In addition to Newcomb, 682 F.2d 758, discussed above, Matthews and his secured creditors, as well as the amicus curiae, the Kansas Bankers Association, cite numerous bankruptcy cases to support their position that growing crops are personalty to which a security interest remains attached. While not directly on point, several provide helpful analysis of the legal issue we face.
In In re Hill, 83 Bankr. 522, 527-28 (Bankr. E.D. Tenn. 1988), the bankruptcy court was called upon to determine who was entitled to nursery plants growing on mortgaged land. The court first noted that because Article 9 recognizes that competing claims to fixtures can arise under both it and real property law, Article 9 provides rules on determining the priority of claims when there is a conflict with other law. The court then pointed out that Article 9 does not contain any provision dealing with such a conflict pertaining to crops, suggesting that Article 9 does not permit a mortgage on land to create any type of lien unless UCC requirements are followed.
The Hill court went on to state that although real property law could make a mortgage apply between the parties to the mortgage, this does not mean such law must determine priority between the mortgagee and third-party creditors. The court set forth a hypothetical very similar to the facts of the case before us, noting the complicated legal issues that could be involved. The court then held:
"In light of the problems that might arise, the court believes that Article 9 of the UCC should determine priority. Since the adoption of Article 9, a creditor who takes a security interest in crops should be able to determine and control the priority of the security interest against other contractual liens and against judgment liens by checking the UCC filings and by filing a financing statement. The creditor should not have to check the real estate records. Article 9 attempted to modernize and simplify the law of secured transactions in personal property. This purpose should not be undercut by adopting a set of conflicting priority rules for a crop lien that is created by a contract, a mortgage on land, as a matter of law rather than by express agreement in the contract. The present system of crop financing and farm lending with crops as collateral would be unduly upset if the court allowed recorded mortgages on farm land to have a supervening non-Article 9 priority over perfected security interests in crops." 83 Bankr. at 529.
In In re Hoover, 31 Bankr. 432 (Bankr. S.D. Ohio 1983), the court determined that because a wheat crop was personalty, not realty, the crop did not revert to a lessor after the debtor's lease expired so as to subvert the interest of perfected secured creditors of the debtor. Citing Newcomb, 682 F.2d 758, the court noted:
"Although there is surprisingly little authority on the issue of the rights of a secured party with a security interest in a crop to that crop when the ground upon which the crop is growing reverts to one other than the debtor, it appears that such a creditor retains his security interest in the crop." 31 Bankr. at 436.

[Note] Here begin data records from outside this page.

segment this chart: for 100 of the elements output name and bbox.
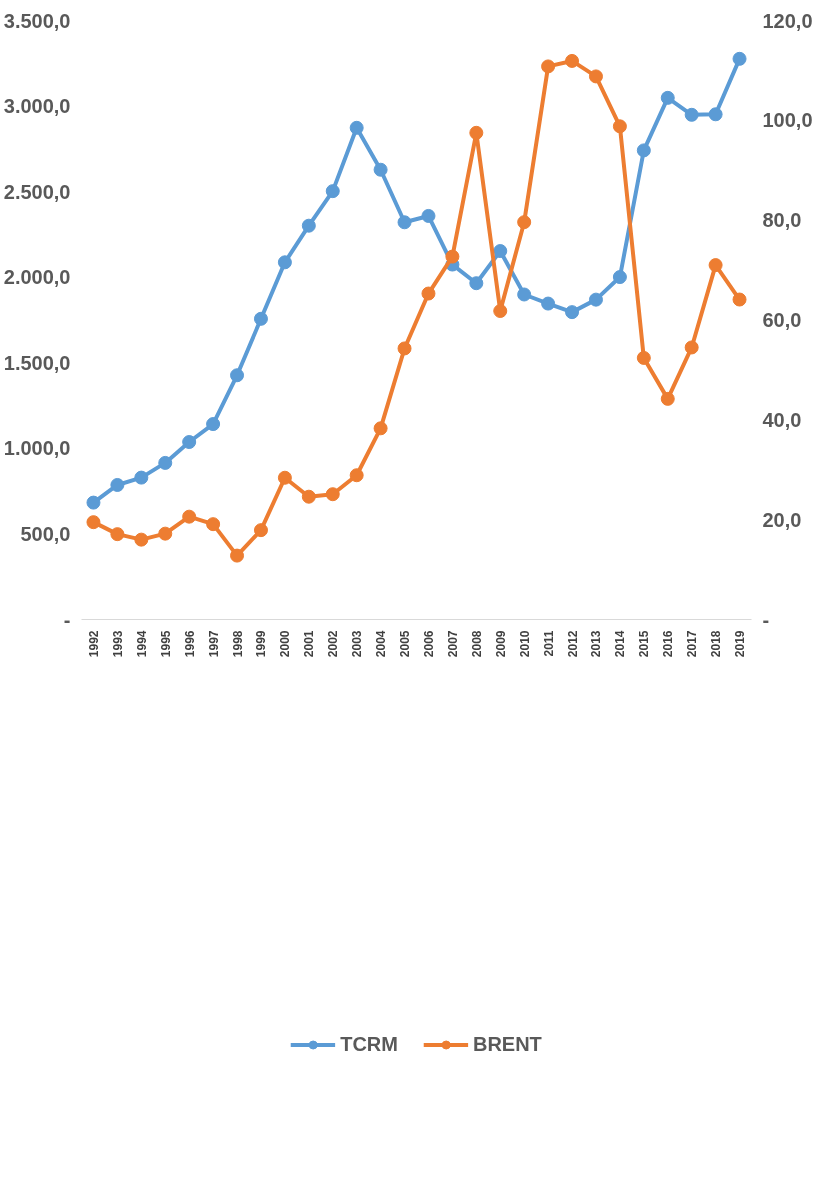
x-tick-label: 2004 [374, 630, 389, 658]
x-tick-label: 2014 [613, 630, 628, 658]
point [684, 340, 699, 355]
point [206, 417, 221, 432]
point [397, 215, 412, 230]
x-tick-label: 2015 [637, 630, 652, 658]
point [708, 107, 723, 122]
point [565, 305, 580, 320]
point [373, 421, 388, 436]
point [732, 51, 747, 66]
point [325, 184, 340, 199]
x-tick-label: 2006 [421, 630, 436, 658]
point [660, 391, 675, 406]
y-tick-label: 3.000,0 [3, 95, 71, 118]
x-tick-label: 2003 [350, 630, 365, 658]
point [277, 255, 292, 270]
y-tick-label: 2.500,0 [3, 180, 71, 203]
x-tick-label: 2009 [493, 630, 508, 658]
point [565, 53, 580, 68]
point [684, 107, 699, 122]
point [158, 526, 173, 541]
point [206, 517, 221, 532]
legend-label: TCRM [340, 1032, 398, 1056]
point [732, 292, 747, 307]
point [493, 304, 508, 318]
y-tick-label: 3.500,0 [3, 9, 71, 32]
x-tick-label: 2000 [278, 630, 293, 658]
point [397, 341, 412, 356]
x-tick-label: 2007 [445, 630, 460, 658]
point [230, 368, 245, 383]
point [636, 143, 651, 158]
point [373, 162, 388, 177]
y2-tick-label: 20,0 [762, 508, 802, 531]
point [349, 468, 364, 483]
x-tick-label: 1992 [86, 630, 101, 658]
x-tick-label: 2016 [661, 630, 676, 658]
y2-tick-label: 40,0 [762, 408, 802, 431]
point [86, 515, 101, 530]
y-tick-label: 500,0 [20, 522, 71, 545]
x-tick-label: 2005 [398, 630, 413, 658]
point [110, 477, 125, 492]
point [134, 532, 149, 547]
point [541, 59, 556, 74]
point [588, 69, 603, 84]
x-tick-label: 2011 [541, 630, 556, 657]
point [421, 286, 436, 301]
point [469, 125, 484, 140]
y-tick-label: - [63, 608, 71, 631]
point [708, 258, 723, 273]
point [182, 509, 197, 524]
point [301, 489, 316, 504]
point [158, 455, 173, 470]
point [493, 244, 508, 259]
x-tick-label: 1996 [182, 630, 197, 658]
point [541, 296, 556, 311]
point [517, 215, 532, 230]
point [110, 527, 125, 542]
point [588, 292, 603, 307]
x-tick-label: 1997 [206, 630, 221, 658]
point [253, 311, 268, 326]
x-tick-label: 2017 [685, 630, 700, 658]
x-tick-label: 2018 [709, 630, 724, 658]
x-tick-label: 2019 [733, 630, 748, 658]
y2-tick-label: 60,0 [762, 309, 802, 331]
x-tick-label: 2001 [302, 630, 317, 658]
legend-label: BRENT [472, 1032, 542, 1056]
x-tick-label: 1995 [158, 630, 173, 658]
point [86, 495, 101, 510]
point [301, 218, 316, 233]
y2-tick-label: 120,0 [762, 9, 813, 32]
point [134, 470, 149, 485]
point [517, 287, 532, 302]
x-tick-label: 1993 [110, 630, 125, 658]
point [612, 270, 627, 285]
y2-tick-label: - [762, 608, 770, 631]
point [349, 120, 364, 135]
y2-tick-label: 100,0 [762, 109, 813, 132]
point [469, 276, 484, 291]
point [253, 523, 268, 538]
point [660, 90, 675, 105]
point [325, 487, 340, 502]
point [445, 249, 460, 264]
x-tick-label: 2013 [589, 630, 604, 658]
y-tick-label: 1.000,0 [3, 437, 71, 460]
x-tick-label: 1998 [230, 630, 245, 658]
point [277, 470, 292, 485]
point [636, 350, 651, 365]
x-tick-label: 2012 [565, 630, 580, 658]
x-tick-label: 2002 [326, 630, 341, 658]
y2-tick-label: 80,0 [762, 209, 802, 232]
x-tick-label: 1994 [134, 630, 149, 658]
point [182, 435, 197, 450]
x-tick-label: 2010 [517, 630, 532, 658]
x-tick-label: 2008 [469, 630, 484, 658]
point [230, 548, 245, 563]
y-tick-label: 1.500,0 [3, 351, 71, 374]
point [421, 208, 436, 223]
x-tick-label: 1999 [254, 630, 269, 658]
y-tick-label: 2.000,0 [3, 266, 71, 289]
point [612, 119, 627, 134]
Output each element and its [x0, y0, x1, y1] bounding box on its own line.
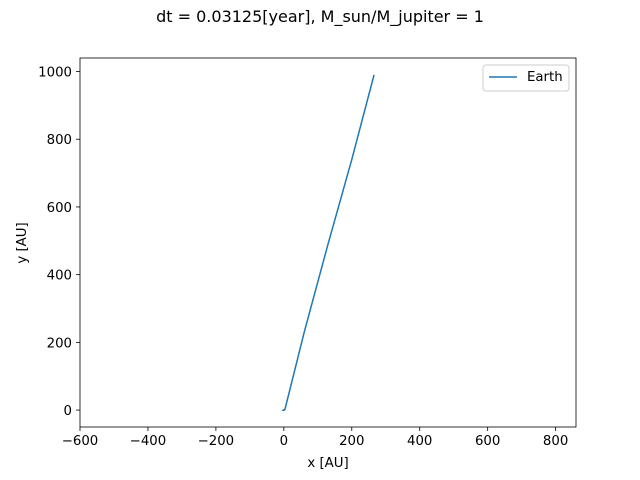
y-tick-label: 200: [47, 336, 72, 351]
series-group: [282, 74, 375, 412]
y-axis-label: y [AU]: [15, 222, 30, 263]
legend-box: [482, 64, 570, 92]
y-tick-label: 400: [47, 269, 72, 284]
x-tick-label: −400: [130, 434, 167, 449]
x-tick-label: −600: [62, 434, 99, 449]
x-tick-label: 800: [543, 434, 568, 449]
y-tick-label: 1000: [38, 66, 72, 81]
x-axis: −600 −400 −200 0 200 400 600 800: [62, 427, 568, 449]
plot-area: [79, 57, 577, 428]
y-axis: 0 200 400 600 800 1000: [38, 66, 80, 419]
x-tick-label: 600: [475, 434, 500, 449]
y-tick-label: 0: [64, 404, 72, 419]
legend-label-earth: Earth: [527, 70, 563, 85]
x-tick-label: 400: [407, 434, 432, 449]
x-tick-label: 200: [339, 434, 364, 449]
series-line-earth: [282, 74, 375, 412]
legend: Earth: [482, 64, 570, 92]
y-tick-label: 600: [47, 201, 72, 216]
plot-frame: [79, 57, 577, 428]
chart-title: dt = 0.03125[year], M_sun/M_jupiter = 1: [156, 7, 484, 27]
x-axis-label: x [AU]: [307, 456, 348, 471]
x-tick-label: 0: [280, 434, 288, 449]
x-tick-label: −200: [198, 434, 235, 449]
y-tick-label: 800: [47, 133, 72, 148]
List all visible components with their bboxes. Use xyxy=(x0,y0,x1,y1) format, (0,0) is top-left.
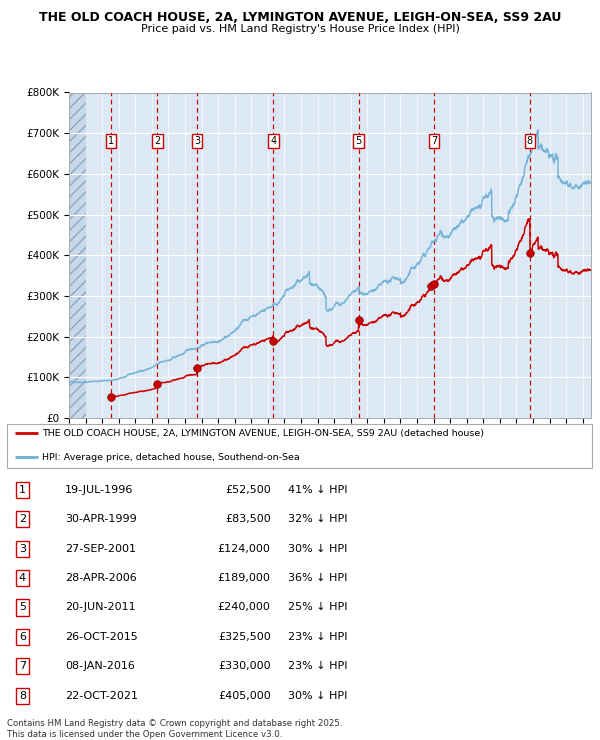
Text: £240,000: £240,000 xyxy=(218,602,271,613)
Text: 2: 2 xyxy=(154,136,160,147)
Text: 1: 1 xyxy=(108,136,115,147)
Text: £405,000: £405,000 xyxy=(218,690,271,701)
Text: 27-SEP-2001: 27-SEP-2001 xyxy=(65,544,136,554)
Text: 30-APR-1999: 30-APR-1999 xyxy=(65,514,137,524)
Text: 2: 2 xyxy=(19,514,26,524)
Text: £330,000: £330,000 xyxy=(218,662,271,671)
Text: 4: 4 xyxy=(270,136,277,147)
Text: THE OLD COACH HOUSE, 2A, LYMINGTON AVENUE, LEIGH-ON-SEA, SS9 2AU: THE OLD COACH HOUSE, 2A, LYMINGTON AVENU… xyxy=(39,11,561,24)
Text: THE OLD COACH HOUSE, 2A, LYMINGTON AVENUE, LEIGH-ON-SEA, SS9 2AU (detached house: THE OLD COACH HOUSE, 2A, LYMINGTON AVENU… xyxy=(43,429,484,438)
Text: 30% ↓ HPI: 30% ↓ HPI xyxy=(288,690,347,701)
Text: 30% ↓ HPI: 30% ↓ HPI xyxy=(288,544,347,554)
Text: 28-APR-2006: 28-APR-2006 xyxy=(65,573,137,583)
Text: 8: 8 xyxy=(527,136,533,147)
Text: 1: 1 xyxy=(19,485,26,495)
Text: 26-OCT-2015: 26-OCT-2015 xyxy=(65,632,137,642)
Text: 5: 5 xyxy=(355,136,362,147)
Text: 23% ↓ HPI: 23% ↓ HPI xyxy=(288,632,348,642)
Text: 23% ↓ HPI: 23% ↓ HPI xyxy=(288,662,348,671)
Text: 5: 5 xyxy=(19,602,26,613)
Text: 22-OCT-2021: 22-OCT-2021 xyxy=(65,690,138,701)
Text: 36% ↓ HPI: 36% ↓ HPI xyxy=(288,573,347,583)
Text: £325,500: £325,500 xyxy=(218,632,271,642)
Text: 3: 3 xyxy=(19,544,26,554)
Text: 7: 7 xyxy=(431,136,437,147)
Text: Contains HM Land Registry data © Crown copyright and database right 2025.: Contains HM Land Registry data © Crown c… xyxy=(7,719,343,728)
Text: £83,500: £83,500 xyxy=(225,514,271,524)
Text: Price paid vs. HM Land Registry's House Price Index (HPI): Price paid vs. HM Land Registry's House … xyxy=(140,24,460,35)
Bar xyxy=(69,92,86,418)
Text: This data is licensed under the Open Government Licence v3.0.: This data is licensed under the Open Gov… xyxy=(7,730,283,739)
Text: 19-JUL-1996: 19-JUL-1996 xyxy=(65,485,133,495)
Text: 32% ↓ HPI: 32% ↓ HPI xyxy=(288,514,348,524)
Text: 41% ↓ HPI: 41% ↓ HPI xyxy=(288,485,348,495)
Text: £124,000: £124,000 xyxy=(218,544,271,554)
Text: 7: 7 xyxy=(19,662,26,671)
Text: 08-JAN-2016: 08-JAN-2016 xyxy=(65,662,134,671)
Text: 20-JUN-2011: 20-JUN-2011 xyxy=(65,602,136,613)
Text: 4: 4 xyxy=(19,573,26,583)
Text: 25% ↓ HPI: 25% ↓ HPI xyxy=(288,602,348,613)
Text: £52,500: £52,500 xyxy=(225,485,271,495)
Text: 6: 6 xyxy=(19,632,26,642)
Text: 3: 3 xyxy=(194,136,200,147)
Text: 8: 8 xyxy=(19,690,26,701)
FancyBboxPatch shape xyxy=(7,424,592,468)
Text: £189,000: £189,000 xyxy=(218,573,271,583)
Text: HPI: Average price, detached house, Southend-on-Sea: HPI: Average price, detached house, Sout… xyxy=(43,453,300,462)
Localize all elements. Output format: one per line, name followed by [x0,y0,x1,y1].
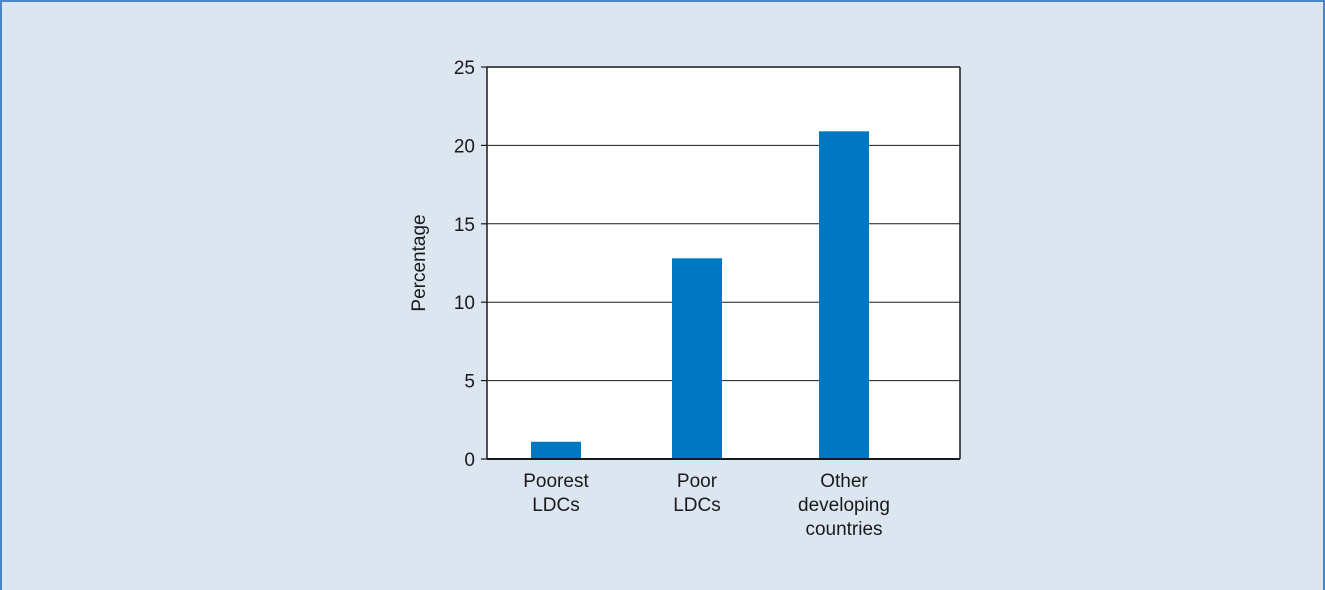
y-tick-label: 15 [454,215,475,236]
axes [481,66,961,460]
bar [531,441,581,459]
y-tick-labels: 0 5 10 15 20 25 [454,58,475,471]
y-tick-label: 25 [454,58,475,79]
y-tick-label: 10 [454,293,475,314]
bar [672,258,722,459]
gridlines [487,144,960,382]
y-tick-label: 5 [464,372,475,393]
bars [531,131,869,459]
y-tick-label: 20 [454,136,475,157]
x-tick-label: Poor LDCs [673,471,721,516]
plot-area [487,67,960,459]
bar [819,131,869,459]
x-tick-label: Poorest LDCs [523,471,589,516]
x-tick-label: Other developing countries [798,471,890,540]
y-tick-label: 0 [464,450,475,471]
x-tick-labels: Poorest LDCs Poor LDCs Other developing countr… [523,471,890,540]
y-axis-label: Percentage [409,214,430,311]
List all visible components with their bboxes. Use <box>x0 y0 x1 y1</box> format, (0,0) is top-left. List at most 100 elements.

Although Article 9 may not control every possible interest in crops, there is no justification for holding that a real estate grantee, such as a purchaser at a foreclosure sale, should be able to avoid a properly perfected security interest in crops, particularly where the grantee has received actual notice of the security interest. This statement is supported by the provision in K.S.A. 84-2-107(3) whereby a contract for the sale of crops may be executed and recorded in order to provide notice to third parties of the buyer's rights under the contract. We do not, however, decide this case on a notice analysis because of the clear application of UCC Article 9 provisions.
In light of the above commentary and analysis, we hold the perfected security interests of Farmway and Klaassen remained attached to the crops despite the transfer of the property in the foreclosure sale. This holding supports the intent and purposes of the UCC in that creditors may rely upon clear rules for protecting their security interests, rather than worrying about the uncertain applicability of archaic pre-UCC real estate law. If we were to adopt Moritz' position, the ability to secure crop financing would be seriously impaired as creditors would be forced to gamble upon the timing of foreclosure proceedings and even the weather in a race to sever crops before a redemption period expires after an order for sale. Such a rule is not consistent with the stated purposes of the UCC or with any existing case law in the country. In addition, our holding will continue to protect and make available to agricultural interests a vital and necessary method of growing crop financing.
The remaining issues raised by the parties and amicus curiae pertaining to waiver and estoppel, collateral estoppel, and the validity of bankruptcy priorities need not be addressed in light of our foregoing conclusion.
Moritz also attempts to assert that the validity of Klaassen's and Farmway's security interests in the crops has never been established. This argument, however, ignores that Moritz never claimed an interest in the crops in its foreclosure petition such that the validity of the security interests would be placed in issue. This is not an issue we are required to answer.
Matthews, Farmway, and Klaassen argue that because an award of attorney fees was not specifically mentioned in the judgment on Moritz' foreclosure petition and no amount was specified, the court could not award attorney fees in the confirmation of sale. Claiming that the order for attorney fees equates to an order for execution of a judgment which was not final, in violation of K.S.A. 60-262(a), they assert that only the amount specifically set forth in the judgment could be awarded pursuant to the order of sale. No precedent is cited for this proposition. Matthews and his creditors further contend that the doctrine of merger caused all of Moritz' rights and remedies to merge into Moritz' judgment on its foreclosure petition, such that its claim to attorney fees was extinguished.
Moritz cites Snodgrass v. State Farm Mut. Auto Ins. Co., 246 Kan. 371, 789 P.2d 211 (1990), pertaining to appellate jurisdiction, to argue that a judgment is valid even though it reserves determination of attorney fees for a later date. Snodgrass held that a judgment may be considered final for purposes of an appeal despite the fact that a question regarding attorney fees remains to be decided.
A similar rationale should be applied in the present case. Although the judgment granting the right to foreclose on Matthews' property did not specifically set forth an amount due for attorney fees, this does not prevent the parties from adjudicating the amount to be awarded for attorney fees at the time when the fees can be properly and finally assessed. It might have been better procedure to so state in the journal entry of judgment, but we do not hold the failure to do so, as occurred in this case, precludes the allowance of attorney fees.
Furthermore, it is difficult to see how the doctrine of merger applies so as to extinguish Moritz' claim to attorney fees, as the foreclosure order did grant Moritz judgment on the notes as prayed for in its petition. This would appear to incorporate Moritz' claim for attorney fees in the judgment, not extinguish it.
Although Kansas has not historically allowed attorney fees in instances such as here exist, the 1994 legislature specifically amended K.S.A. 58-2312 (Ensley) to allow any note to provide for attorney fees when it stated:
"Except as otherwise provided by law, any note, mortgage or other credit agreement may provide for the payment of reasonable costs of collection, including, but not limited to, court costs, attorney fees and collection agency fees, except that such costs of collection: (1) May not include costs that were incurred by a salaried employee of the creditor or its assignee; and (2) may not include the recovery of both attorney fees and collection agency fees." L. 1994, ch. 276, § 3.
This provision became effective July 1, 1994, which was prior to Matthews' execution of the note providing for attorney fees on August 26, 1994.
The trial court properly allowed attorney fees to Moritz.
The judgment of the trial court as to the ownership of the growing crops at the time of the foreclosure sale is reversed. The wheat crop is held to be personal property subject to duly perfected security interests and not part of the land sold at the foreclosure sale.
The judgment of the trial court awarding attorney fees to Moritz is affirmed.
Affirmed in part and reversed in part.